11Then how do you know that the votes are given out correctly and that the state distributes them fairly? The same way it works today—the voters are holding the state accountable.

Of course this this means that this voting scheme cannot fix voting in highly corrupt countries, only magic can do that.

Unsolved problems

The scheme I’ve presented is simple—too simple. There are many problems with it, some that are solvable but others that I don’t have an answer to.

12Imagine for example if all voters had to go through a mixing state, where people trade a vote for another vote. If done correctly the state can’t connect the final votes to the identities, while still be sure the right people had the ability to vote.
13BankID is distributed by banks and not by the state, but in principle there’s no reason why a simlar system couldn’t be.

14Vote buying, or vote coercion, is really an unsolvable problem. Even if you have on-site voting with perfect secrecy, it’s still vulnerable to people bringing a hidden camera that records the voting process.

The best we can do is reduce the target surface, and for an electronic voting scheme you’d want the ability to verify that your vote was counted correctly, but without you being able to prove how you voted.

Why a blockchain?

The big question to ask is why would we want voting on a blockchain anyway?

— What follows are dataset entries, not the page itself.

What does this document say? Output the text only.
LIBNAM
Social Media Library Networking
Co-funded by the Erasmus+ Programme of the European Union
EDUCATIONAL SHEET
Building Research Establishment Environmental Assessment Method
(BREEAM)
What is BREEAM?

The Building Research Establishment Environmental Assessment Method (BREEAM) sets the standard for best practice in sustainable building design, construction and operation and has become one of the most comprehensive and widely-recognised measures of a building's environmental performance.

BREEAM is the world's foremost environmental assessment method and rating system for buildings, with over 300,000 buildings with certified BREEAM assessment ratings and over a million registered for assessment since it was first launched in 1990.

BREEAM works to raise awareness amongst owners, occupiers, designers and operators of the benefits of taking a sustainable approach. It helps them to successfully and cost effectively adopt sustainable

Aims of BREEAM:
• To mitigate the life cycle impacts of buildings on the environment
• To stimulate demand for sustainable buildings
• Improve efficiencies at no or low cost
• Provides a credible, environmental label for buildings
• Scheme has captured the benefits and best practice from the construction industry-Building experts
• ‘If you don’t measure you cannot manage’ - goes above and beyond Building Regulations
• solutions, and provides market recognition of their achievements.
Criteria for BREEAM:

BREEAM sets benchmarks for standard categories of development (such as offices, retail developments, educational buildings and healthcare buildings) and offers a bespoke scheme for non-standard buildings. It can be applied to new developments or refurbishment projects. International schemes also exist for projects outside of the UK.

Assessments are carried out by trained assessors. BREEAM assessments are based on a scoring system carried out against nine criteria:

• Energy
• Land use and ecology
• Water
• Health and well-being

Why would we want to record our votes on a permanent database, when we might even want to allow people to change their votes before the voting is over? Why design a voting a scheme on an extremely inefficient system—that all cryptocurrencies and blockchain applications are?15

As pointed out in the paper Public Evidence from Secret Ballots it’s possible to create an end-to-end verifiable electronic voting scheme even without the blockchain—which isn’t surprising since the blockchain is just a database. They also say that because we already trust a central entity to give out the voting privileges, we can just trust them to publish a ledger of the events, making the blockchain obsolete.

They say a lot of other things too, and I recommend you read the paper as it goes through a lot of the difficulties and possible solutions with voting systems. It’s not as simple as I may have led you to believe.

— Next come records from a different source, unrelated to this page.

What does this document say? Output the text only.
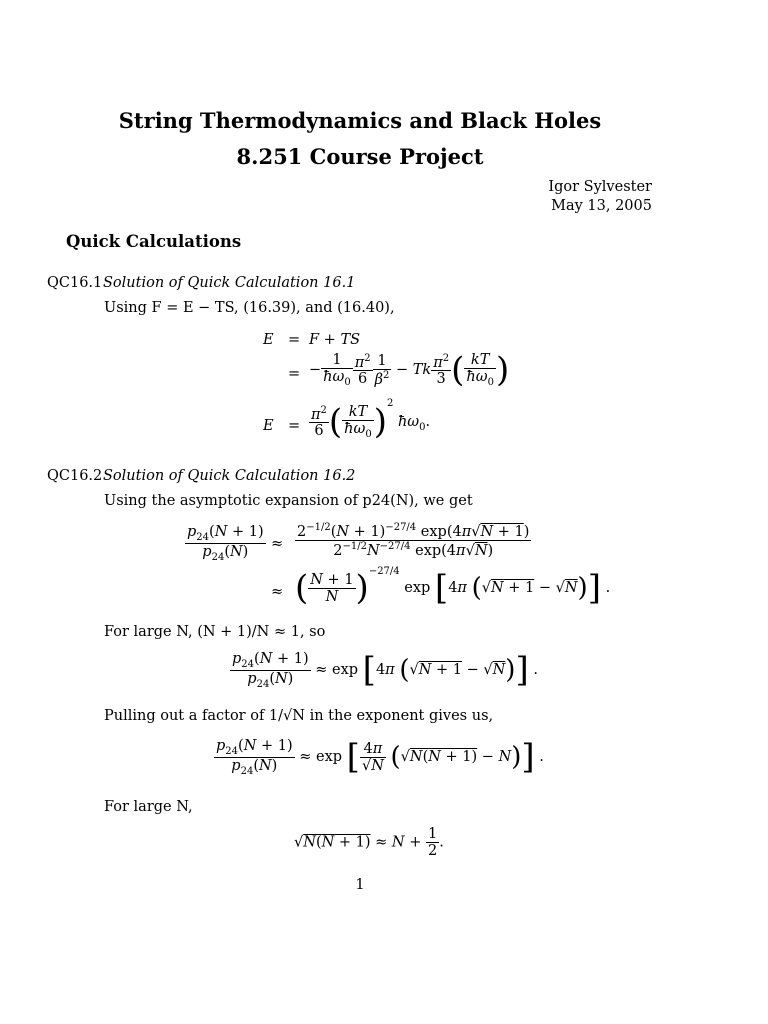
String Thermodynamics and Black Holes
8.251 Course Project
Igor Sylvester
May 13, 2005
Quick Calculations
QC16.1Solution of Quick Calculation 16.1
Using F = E − TS, (16.39), and (16.40),
E = F + TS
= − $\frac{1}{ħ\omega_0} \frac{\pi^2}{6} \frac{1}{\beta^2} - Tk \frac{\pi^2}{3}$ ( $\frac{kT}{ħ\omega_0}$ )
$E = \frac{\pi^2}{6}$ ( $\frac{kT}{ħ\omega_0} )^2$ $ħ\omega_0$.
QC16.2Solution of Quick Calculation 16.2
Using the asymptotic expansion of p24(N), we get
$\frac{p_{24}(N + 1)}{p_{24}(N)} \approx \frac{2^{-1/2}(N + 1)^{-27/4} \exp(4\pi√N + 1)}{2^{-1/2}N^{-27/4} \exp(4\pi√N)}$
≈ ( $\frac{N + 1}{N} )^{-27/4}$ exp [4π (√N + 1 − √N)] .
For large N, (N + 1)/N ≈ 1, so
$\frac{p_{24}(N + 1)}{p_{24}(N)} \approx \exp [4\pi$ (√N + 1 − √N)] .
Pulling out a factor of 1/√N in the exponent gives us,
$\frac{p_{24}(N + 1)}{p_{24}(N)} \approx \exp$ [ $\frac{4\pi}{√N} (√N(N + 1) - N)$] .
For large N,
$√N(N + 1) \approx N + \frac{1}{2}$ .
1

They’re right that trust isn’t an issue, since data will be independently verified for correctness anyway, but I don’t agree that it makes a blockchain useless. A fault tolerant system—such a blockchain—is inherently more difficult to disrupt. Because anyone can help collect, distribute and verify votes it doesn’t matter if the government’s servers gets overloaded in a Denial of Service (DoS) attack—as long as people have internet access the voting process will be uninterrupted.

While there are benefits to blockchain voting, there are many problems we need to solve first, with the privacy problem being the most important. And it’s possible that when all things are considered, maybe paper voting is best after all.

15Then again if we want a publicly verifiable voting system, where all data is publically available, we must assume it will also exist forever. (On a related note this is the assumption we all should make when we interact with social media. The internet remembers.)

The only thing we might gain by skipping the blockchain is efficiency, which certainly shouldn’t be disregarded.